One of the things we considered in Boston, because so much independent media is already there, was not to say they should follow our lead. Instead, we’ve said that we’re here as a resource. What will help us work together? Radio people in Boston are already networked, and produced amazing programs during the October 2000 events. Many municipalities around Boston have local cable access stations, but they don’t necessarily share the coverage they produce. So, how can we work with them? We’re building those relationships with stations and some newspapers.
Another goal was to help activists talk to the press, and with resources. We had a mainstream section in our IMC. They could send out blast faxes, accept and make press phone calls. We didn’t hold press conferences for them, but they had full use of our facilities.
Perhaps the IMC should develop a section that serves as a liaison between the activist community and the press. Many groups are very small and don’t have time to make contact with press, which can be extremely important to getting your message out. How do we provide that resource? Is that a role we should fill, or should we just train them to deal with press?
We’ve also talked about creating a network of journalists to cover local issues and events. Boston is one event or lecture after another. We’ve thought about establishing a dispatch center in Boston. Various outlets could use footage, but there’s currently no way to get journalists to all the events and coordinate that.

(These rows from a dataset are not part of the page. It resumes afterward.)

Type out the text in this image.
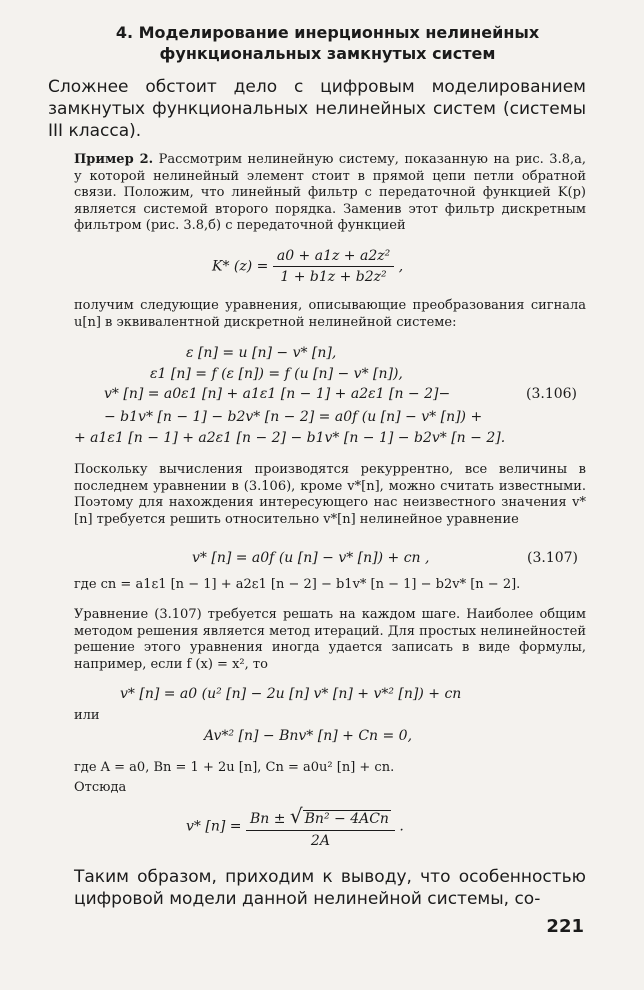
4. Моделирование инерционных нелинейных
функциональных замкнутых систем

Сложнее обстоит дело с цифровым моделированием замкнутых функциональных нелинейных систем (системы III класса).

Пример 2. Рассмотрим нелинейную систему, показанную на рис. 3.8,а, у которой нелинейный элемент стоит в прямой цепи петли обратной связи. Положим, что линейный фильтр с передаточной функцией K(p) является системой второго порядка. Заменив этот фильтр дискретным фильтром (рис. 3.8,б) с передаточной функцией

K* $(z) = \frac{\text{a0 + a1z + a2z²}}{\text{1 + b1z + b2z²}}$ ,

получим следующие уравнения, описывающие преобразования сигнала u[n] в эквивалентной дискретной нелинейной системе:

ε [n] = u [n] − v* [n],
ε1 [n] = f (ε [n]) = f (u [n] − v* [n]),
v* [n] = a0ε1 [n] + a1ε1 [n − 1] + a2ε1 [n − 2]−
− b1v* [n − 1] − b2v* [n − 2] = a0f (u [n] − v* [n]) +
+ a1ε1 [n − 1] + a2ε1 [n − 2] − b1v* [n − 1] − b2v* [n − 2].
(3.106)

Поскольку вычисления производятся рекуррентно, все величины в последнем уравнении в (3.106), кроме v*[n], можно считать известными. Поэтому для нахождения интересующего нас неизвестного значения v*[n] требуется решить относительно v*[n] нелинейное уравнение

v* [n] = a0f (u [n] − v* [n]) + cn ,	(3.107)

где cn = a1ε1 [n − 1] + a2ε1 [n − 2] − b1v* [n − 1] − b2v* [n − 2].

Уравнение (3.107) требуется решать на каждом шаге. Наиболее общим методом решения является метод итераций. Для простых нелинейностей решение этого уравнения иногда удается записать в виде формулы, например, если f (x) = x², то

v* [n] = a0 (u² [n] − 2u [n] v* [n] + v*² [n]) + cn

или

Av*² [n] − Bnv* [n] + Cn = 0,

где A = a0, Bn = 1 + 2u [n], Cn = a0u² [n] + cn.

Отсюда

v* $[n] = \frac{\text{Bn ± √ Bn² − 4ACn}}{2A}$ .

Таким образом, приходим к выводу, что особенностью цифровой модели данной нелинейной системы, со-

221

Doing some simple things would help, like creating a press list of local outlets in the area. Or helping people write press releases and talking points. The latter is key when people are in the streets or holding press conferences. Or teaching them how to talk to the media, and why sound bites are important. A news sheet is also a possibility. We tried this at the Nader rally and it seemed to get a response.
Linda Setchell works with Cleanwater Action in Boston and has been part of IMC efforts there since Biodevastation 2000. A biotechnology organizer, she helped set up an IMC for the October 2000 presidential debate in Boston.